External Benchmark Comparison

Triangulation
Three of four findings sit within published commercial-fleet range. The fourth - apparent contradiction with consumer traffic - is the expected outcome of measuring different populations. Nexar data completes the consumer narrative with the commercial counterpart.
Fleet Composition Context
NEXAR = FLEET SENSOR, NOT TOTAL TRAFFIC SENSOR
AAA reports ~45M Americans travel by car on Memorial Day - an increase. Nexar shows the opposite. Not acontradiction - it reflects Nexar's fleet composition.
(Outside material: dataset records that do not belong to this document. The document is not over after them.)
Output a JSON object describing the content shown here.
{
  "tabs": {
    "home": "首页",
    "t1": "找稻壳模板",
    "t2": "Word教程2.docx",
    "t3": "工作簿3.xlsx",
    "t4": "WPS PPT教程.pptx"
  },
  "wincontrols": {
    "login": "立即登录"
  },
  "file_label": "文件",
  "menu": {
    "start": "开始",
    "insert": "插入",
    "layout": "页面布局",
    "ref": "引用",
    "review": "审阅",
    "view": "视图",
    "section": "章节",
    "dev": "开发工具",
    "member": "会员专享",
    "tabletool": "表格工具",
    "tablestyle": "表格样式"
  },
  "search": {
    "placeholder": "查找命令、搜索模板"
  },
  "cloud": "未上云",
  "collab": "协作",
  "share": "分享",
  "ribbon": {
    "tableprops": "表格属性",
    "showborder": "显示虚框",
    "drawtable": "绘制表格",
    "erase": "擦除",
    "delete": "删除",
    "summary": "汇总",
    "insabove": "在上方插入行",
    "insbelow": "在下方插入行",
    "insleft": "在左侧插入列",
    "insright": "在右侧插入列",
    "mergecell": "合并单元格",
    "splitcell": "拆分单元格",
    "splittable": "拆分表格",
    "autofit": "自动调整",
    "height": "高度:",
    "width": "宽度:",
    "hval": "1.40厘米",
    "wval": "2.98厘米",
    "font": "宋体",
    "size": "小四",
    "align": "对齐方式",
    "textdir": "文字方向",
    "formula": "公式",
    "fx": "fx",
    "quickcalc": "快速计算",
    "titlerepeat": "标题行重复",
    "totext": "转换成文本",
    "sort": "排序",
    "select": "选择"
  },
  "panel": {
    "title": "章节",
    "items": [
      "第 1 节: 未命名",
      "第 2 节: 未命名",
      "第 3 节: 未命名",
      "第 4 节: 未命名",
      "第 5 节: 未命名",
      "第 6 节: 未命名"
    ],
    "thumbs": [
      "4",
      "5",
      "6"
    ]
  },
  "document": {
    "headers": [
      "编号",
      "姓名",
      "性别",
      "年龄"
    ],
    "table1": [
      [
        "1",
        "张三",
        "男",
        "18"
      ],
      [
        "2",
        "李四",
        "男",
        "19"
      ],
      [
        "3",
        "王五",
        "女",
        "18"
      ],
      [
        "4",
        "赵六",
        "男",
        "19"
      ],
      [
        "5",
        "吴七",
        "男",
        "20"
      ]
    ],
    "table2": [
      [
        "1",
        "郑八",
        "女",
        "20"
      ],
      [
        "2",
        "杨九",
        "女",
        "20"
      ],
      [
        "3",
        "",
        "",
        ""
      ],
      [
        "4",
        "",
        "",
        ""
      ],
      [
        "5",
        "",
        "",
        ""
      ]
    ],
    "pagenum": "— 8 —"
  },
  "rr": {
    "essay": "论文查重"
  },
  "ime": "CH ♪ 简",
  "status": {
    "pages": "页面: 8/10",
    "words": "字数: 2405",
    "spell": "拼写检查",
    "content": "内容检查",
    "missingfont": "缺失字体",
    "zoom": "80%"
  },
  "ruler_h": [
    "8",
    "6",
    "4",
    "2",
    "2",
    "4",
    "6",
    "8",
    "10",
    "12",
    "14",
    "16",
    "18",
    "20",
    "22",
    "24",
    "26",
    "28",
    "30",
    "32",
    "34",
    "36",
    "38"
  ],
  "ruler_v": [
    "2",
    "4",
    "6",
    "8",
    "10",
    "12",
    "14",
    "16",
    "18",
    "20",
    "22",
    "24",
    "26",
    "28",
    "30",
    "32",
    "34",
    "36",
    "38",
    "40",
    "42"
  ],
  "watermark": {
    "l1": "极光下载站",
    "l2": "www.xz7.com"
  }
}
- Nexar cameras are predominantly installed in commercial fleets: trucks, taxis, company vehicles, utility vans.
- Consumer personal vehicles - the leisure Memorial Day traveler - are largely not Nexar-equipped.
- Commercial fleets park on federal holidays; consumer vehicles flood the highways.
- Result: Nexar data captures the commercial traffic collapse while AAA measures the consumer surge.
This dual reality is what makes Memorial Day uniquely interesting: the roads have more total vehicles (consumer leisure) but far fewer commercial vehicles. The combination produces faster speeds for the remaining fleet.
Conclusions & Recommendations
01 - MAJOR FLEET SHUTDOWN SIGNAL
Memorial Day = deepest single-day fleet drop
A -22.9% drop is statistically ironclad (Z = -36.1). Fleet managers should build this into route scheduling.
02 - RAMP-DOWN BEGINS THURSDAY
Treat as a 4-5 day reduced-capacity window
Thursday (-8.6%) and Friday (-11.5%) reveal the effective holiday period starts 3-4 days before.
03 - SPEED BENEFIT FOR ACTIVE FLEET
Holiday operation = less congestion
Vehicles on the road experience +6.9% faster speeds. Last-mile delivery may find holiday ops advantageous.
04 - GEOGRAPHIC VARIATION IS SIGNIFICANT
Plains states drop deepest · coastal resilient
Plains states show -21% to -26% drops. Fleet operators should model regional effects separately.
05 - KEY CITY INSIGHT
Miami & Dallas lead · NYC & Vegas hold steady
Miami (-19.2%) and Dallas (-18.6%) steepest; NY (-6.2%) and Vegas (-7.5%) resilient.
Limitations
ABOUT THIS SECTION
Limitations are first-class — not a footnote. They define the scope within which findings should be interpreted.
01 - Fleet Composition Bias
Nexar data captures commercial / fleet vehicles, not the total vehicle population. Consumer leisure traffic is not directly observed by this dataset.
02 - Geographic Representation
Nexar density varies by state. Small-state findings (VT, ND, WY) are based on smaller sample sizes and should be interpreted with caution.
03 - Baseline Period
Only 3 comparable weeks are available per day-of-week. Extended baselines would improve Z-score precision and reduce variance estimation error.
04 - Starting-Point Geography
State and city assignment is based on the ride's starting location, not destination.Long-haul trips are attributed to the origin state.
05 - Year-over-Year Comparison
This analysis uses 2025 data only; year-over-year trends require 2024 comparison data which is outside the study scope.